Talking about, exploring and working on these areas will help you flesh out what your marriage will look and sound like on the surface and on a deeper level, help you define what it will be at its core, its heart.
1) Practical matters. Deciding and sorting out what your marriage and home will look like. Where will everything go? Where will you live? Who will pay the bills? Who will take out the trash? There are dozens or hundreds of little, mundane, everyday choices to sort out. This is also related to the issue of…
2) Time.
How will you spend your time? Together and alone. How will you balance it? This is something to work through day-to-day, week-to-week. Pulling back, there is also the question of what will the rhythm of your year look? How will you spend the holidays? How will you balance work and leisure and vacations? And an even bigger picture question, what will you give your lives to? How will you invest your life, in terms of work and career? That touches on the bigger question of…
3) Meaning.
What will all this mean? What will getting married mean to you? Individually and as a couple? Often, little issues become big issues because there are underlying issues as stake in conflict and in the process of sorting things out at the start of marriage. Tim Keller in the book The Meaning of Marriage describes a dynamic that a lot of couples face today: a deep disillusionment about marriage, on one hand, and a deep hope or expectation about marriage at the same time. We can bring a lot of unspoken, deep rooted fears, hurts and hopes to marriage and a few weeks of pre-marital counseling often just touches the surface of them. Having doubts, second thoughts, anxiety about marriage can be really For Christians, marriage is a symbol of the relationship of Christ and the church; what will that look like for us?
4) Identity.
Who am I now as a married person? What will be different now? What will our marriage be? Even couples that have been together for years can be shaken by the new realities and identity of being married. Where do I end? and where do we begin? What issues are mine? What issues are ours? What does the role of being your husband, or wife look like? Who will I be to you? Will it be what we saw modeled and defined by our parents or will we create something different?
5) Communication and conflict resolution.
Listening well, expressing empathy, giving honest feedback. Make it a habit to give honest feedback, even if it’s hard and risks conflict. The pain of feedback early on is much less than the pain of going along and being less than honest and the whole truth coming out later. Develop language or a ritual of apology, making amends, forgiving and reconciling. Learn how to support each other during stress and struggle vs. fixing them. Learn how to ask for help and what you want. Be assertive and don’t just give in and comply in order to collaborate and create agreements and solutions that work for both of you.
6) Sex.
Sexual intimacy ideally is a natural expression of the emotional and spiritual intimacy you experience. It is also something that develops and grows. Address early on (get help if necessary) struggles, in order to get off to a good start. Whether you wait for marriage to be sexually intimate or have been prior to marriage, the transition in to marriage and all the changes mentioned above can make this area difficult. It can be hard to talk about, something that ought to help you feel closer becoming something that pushes you apart.
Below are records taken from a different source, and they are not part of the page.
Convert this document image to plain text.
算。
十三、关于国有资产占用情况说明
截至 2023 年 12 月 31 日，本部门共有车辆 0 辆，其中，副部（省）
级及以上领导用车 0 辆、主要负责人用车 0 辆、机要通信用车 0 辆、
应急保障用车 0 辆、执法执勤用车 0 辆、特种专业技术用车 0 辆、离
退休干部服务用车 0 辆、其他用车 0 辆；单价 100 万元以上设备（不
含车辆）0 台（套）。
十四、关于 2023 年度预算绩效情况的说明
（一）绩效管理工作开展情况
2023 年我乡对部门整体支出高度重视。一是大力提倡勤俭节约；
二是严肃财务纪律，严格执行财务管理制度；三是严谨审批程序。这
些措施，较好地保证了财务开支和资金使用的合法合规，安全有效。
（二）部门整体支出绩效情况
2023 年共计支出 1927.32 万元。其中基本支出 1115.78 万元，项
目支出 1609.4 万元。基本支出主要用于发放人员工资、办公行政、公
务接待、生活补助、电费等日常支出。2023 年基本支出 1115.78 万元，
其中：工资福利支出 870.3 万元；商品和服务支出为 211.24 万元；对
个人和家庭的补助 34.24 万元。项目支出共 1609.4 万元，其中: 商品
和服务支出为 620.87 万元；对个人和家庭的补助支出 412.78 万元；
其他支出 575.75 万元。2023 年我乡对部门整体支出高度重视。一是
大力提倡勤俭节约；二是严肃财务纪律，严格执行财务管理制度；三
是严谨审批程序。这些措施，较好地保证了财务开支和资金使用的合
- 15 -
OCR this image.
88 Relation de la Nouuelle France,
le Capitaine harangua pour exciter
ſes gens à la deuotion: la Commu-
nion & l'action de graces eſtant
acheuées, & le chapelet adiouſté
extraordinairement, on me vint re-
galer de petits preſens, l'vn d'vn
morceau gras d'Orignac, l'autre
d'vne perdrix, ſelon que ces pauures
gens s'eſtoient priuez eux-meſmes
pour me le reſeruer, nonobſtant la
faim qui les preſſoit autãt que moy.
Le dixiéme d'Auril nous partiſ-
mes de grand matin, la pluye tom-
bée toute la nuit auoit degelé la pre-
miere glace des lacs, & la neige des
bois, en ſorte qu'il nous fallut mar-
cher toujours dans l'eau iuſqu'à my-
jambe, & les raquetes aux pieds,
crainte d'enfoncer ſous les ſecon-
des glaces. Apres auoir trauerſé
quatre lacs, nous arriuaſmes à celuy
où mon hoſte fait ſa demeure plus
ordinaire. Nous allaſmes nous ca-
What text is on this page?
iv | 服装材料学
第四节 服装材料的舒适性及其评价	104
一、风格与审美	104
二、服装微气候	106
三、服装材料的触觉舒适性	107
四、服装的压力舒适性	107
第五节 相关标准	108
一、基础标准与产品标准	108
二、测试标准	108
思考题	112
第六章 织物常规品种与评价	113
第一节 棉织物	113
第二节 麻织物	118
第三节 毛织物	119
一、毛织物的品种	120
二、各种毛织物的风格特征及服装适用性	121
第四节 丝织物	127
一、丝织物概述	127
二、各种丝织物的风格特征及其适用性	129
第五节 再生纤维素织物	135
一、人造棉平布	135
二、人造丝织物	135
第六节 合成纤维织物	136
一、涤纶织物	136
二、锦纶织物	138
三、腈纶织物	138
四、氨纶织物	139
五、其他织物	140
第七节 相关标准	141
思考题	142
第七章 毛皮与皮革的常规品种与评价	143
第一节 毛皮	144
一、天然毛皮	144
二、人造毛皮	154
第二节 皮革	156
Hurt, rejection, “failure”, anxiety, tension, avoidance, frustration, impatience, feeling used can all quickly enter in to derail this vital area of marital happiness and satisfaction.
7) Stress.
Related to #5. As a couple, it will help to communicate about health and unhealthy ways to cope and manage stress (and busyness). Stress often impairs or kills empathy. Be vigilant at deal with it and other gremlins, like unfair fighting, selfishness, dishonesty. One of the couples I worked with said it well in describing their struggles: “We had lost our ability to console each other.” Protect that, it’s one of the best things about being married, having someone who can console and support and be there for you. If not, the person who you turned to for support and comfort can easily become the one who causes hurt and stress.
What do you think? Is there another area that you would add for newly married couples to pay attention to?